|
|
|
|
|
by eightails
1603 days ago
|
|
Sure, but they're not getting that 3d map from binocular vision. The forward camera sensors are within a few mm of each other and different focal lengths. And the tweet thread you linked confirms it's a ML depth map: > Well, the cars actually have a depth perceiving net inside indeed. My speculation was that a binocular system might be less prone to error than the current net. |
|
I'm just wondering if using cameras that are close to each other, but use different focal lengths, doesn't give the same results.
It seems to me that this is how modern phones are doing background removal: The lenses are very close to each other, very unlike the human eye. But they have different focal lengths, so depth can be estimated based on the diff between the images caused by the different focal lengths.
Also, wouldn't turning a multitude of views into a 3D map require a neural net anyway?
Whether the images differ because of different focal lengths or because of different positions seems to be essentially the same training task.

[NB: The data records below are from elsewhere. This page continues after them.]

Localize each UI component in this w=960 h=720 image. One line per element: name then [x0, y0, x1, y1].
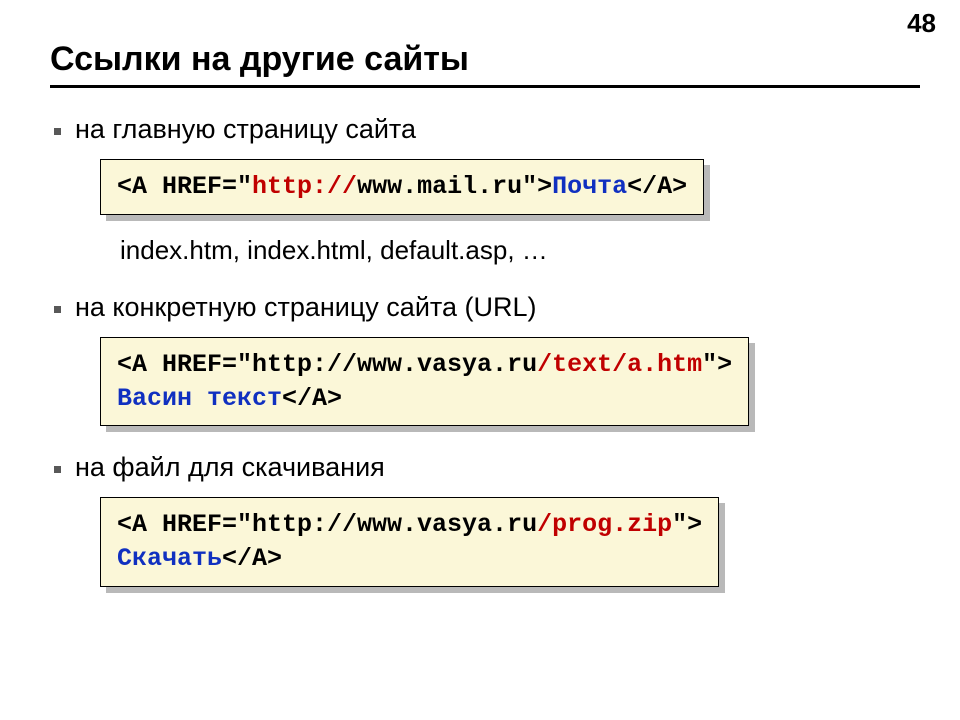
code-text: <A HREF="http://www.vasya.ru — [117, 510, 537, 539]
code-text: </A> — [222, 544, 282, 573]
slide-title: Ссылки на другие сайты — [50, 40, 920, 88]
code-highlight-red: /prog.zip — [537, 510, 672, 539]
bullet-dot-icon — [54, 306, 61, 313]
code-text: "> — [672, 510, 702, 539]
code-example: <A HREF="http://www.vasya.ru/prog.zip"> … — [100, 497, 920, 587]
code-text: "> — [702, 350, 732, 379]
code-block: <A HREF="http://www.mail.ru">Почта</A> — [100, 159, 704, 215]
code-block: <A HREF="http://www.vasya.ru/text/a.htm"… — [100, 337, 749, 427]
code-text: </A> — [627, 172, 687, 201]
code-highlight-red: /text/a.htm — [537, 350, 702, 379]
sub-text: index.htm, index.html, default.asp, … — [120, 235, 920, 266]
code-highlight-blue: Васин текст — [117, 384, 282, 413]
bullet-item: на файл для скачивания — [50, 452, 920, 483]
code-text: </A> — [282, 384, 342, 413]
code-highlight-blue: Скачать — [117, 544, 222, 573]
slide: 48 Ссылки на другие сайты на главную стр… — [0, 0, 960, 720]
bullet-text: на главную страницу сайта — [75, 114, 416, 145]
bullet-item: на главную страницу сайта — [50, 114, 920, 145]
page-number: 48 — [907, 8, 936, 39]
code-highlight-red: http:// — [252, 172, 357, 201]
code-text: <A HREF="http://www.vasya.ru — [117, 350, 537, 379]
bullet-dot-icon — [54, 466, 61, 473]
code-text: <A HREF=" — [117, 172, 252, 201]
bullet-dot-icon — [54, 128, 61, 135]
code-text: www.mail.ru"> — [357, 172, 552, 201]
bullet-text: на конкретную страницу сайта (URL) — [75, 292, 536, 323]
bullet-text: на файл для скачивания — [75, 452, 385, 483]
code-highlight-blue: Почта — [552, 172, 627, 201]
bullet-item: на конкретную страницу сайта (URL) — [50, 292, 920, 323]
code-example: <A HREF="http://www.vasya.ru/text/a.htm"… — [100, 337, 920, 427]
code-example: <A HREF="http://www.mail.ru">Почта</A> — [100, 159, 920, 215]
code-block: <A HREF="http://www.vasya.ru/prog.zip"> … — [100, 497, 719, 587]
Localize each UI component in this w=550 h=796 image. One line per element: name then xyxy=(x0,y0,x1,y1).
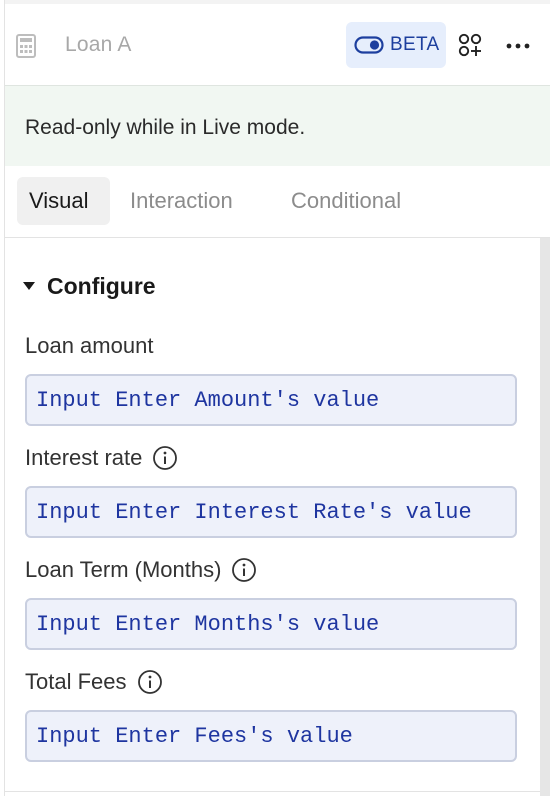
field-label-text: Total Fees xyxy=(25,669,127,694)
section-title: Configure xyxy=(47,272,156,299)
configure-section-toggle[interactable]: Configure xyxy=(23,270,156,302)
tab-conditional[interactable]: Conditional xyxy=(279,177,413,225)
total-fees-field[interactable]: Input Enter Fees's value xyxy=(25,710,517,762)
scrollbar[interactable] xyxy=(540,238,550,796)
toggle-icon xyxy=(354,36,384,54)
more-horizontal-icon[interactable] xyxy=(505,42,531,50)
loan-amount-field[interactable]: Input Enter Amount's value xyxy=(25,374,517,426)
panel-header: Loan A BETA xyxy=(5,4,550,85)
loan-amount-label: Loan amount xyxy=(25,333,153,359)
shapes-add-icon[interactable] xyxy=(458,33,482,57)
field-label-text: Interest rate xyxy=(25,445,143,470)
component-title[interactable]: Loan A xyxy=(65,33,132,57)
field-label-text: Loan amount xyxy=(25,333,154,358)
tab-bar: Visual Interaction Conditional xyxy=(5,166,550,238)
tab-interaction[interactable]: Interaction xyxy=(118,177,245,225)
tab-visual[interactable]: Visual xyxy=(17,177,110,225)
live-mode-notice: Read-only while in Live mode. xyxy=(5,85,550,166)
calculator-icon xyxy=(16,34,36,58)
info-icon[interactable] xyxy=(152,445,178,471)
info-icon[interactable] xyxy=(231,557,257,583)
info-icon[interactable] xyxy=(137,669,163,695)
properties-panel: Loan A BETA Read-only while in Live mode… xyxy=(4,0,550,796)
loan-term-field[interactable]: Input Enter Months's value xyxy=(25,598,517,650)
notice-text: Read-only while in Live mode. xyxy=(25,116,306,139)
total-fees-label: Total Fees xyxy=(25,669,163,695)
interest-rate-field[interactable]: Input Enter Interest Rate's value xyxy=(25,486,517,538)
beta-label: BETA xyxy=(390,34,440,55)
divider xyxy=(5,791,540,792)
loan-term-label: Loan Term (Months) xyxy=(25,557,257,583)
beta-toggle-button[interactable]: BETA xyxy=(346,22,446,68)
caret-down-icon xyxy=(23,282,35,290)
field-label-text: Loan Term (Months) xyxy=(25,557,222,582)
interest-rate-label: Interest rate xyxy=(25,445,178,471)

In both cases, the model needs to learn "This difference in those two images means this depth".
I think with the human eye, we do the same thing. That's why some optical illusions work that confuse your perception of which objects are in front and which are in the back.
And those illusions work even though humans actually have an advantage over cheap fixed-focus cameras, in that focusing the lens on the object itself gives an indication of the object's distance. Much like you could use a DSL as a measuring device by focusing on the object and then checking the distance markers on the lens' focus ring. Tesla doesn't have that advantage. They have to compare two "flat" images.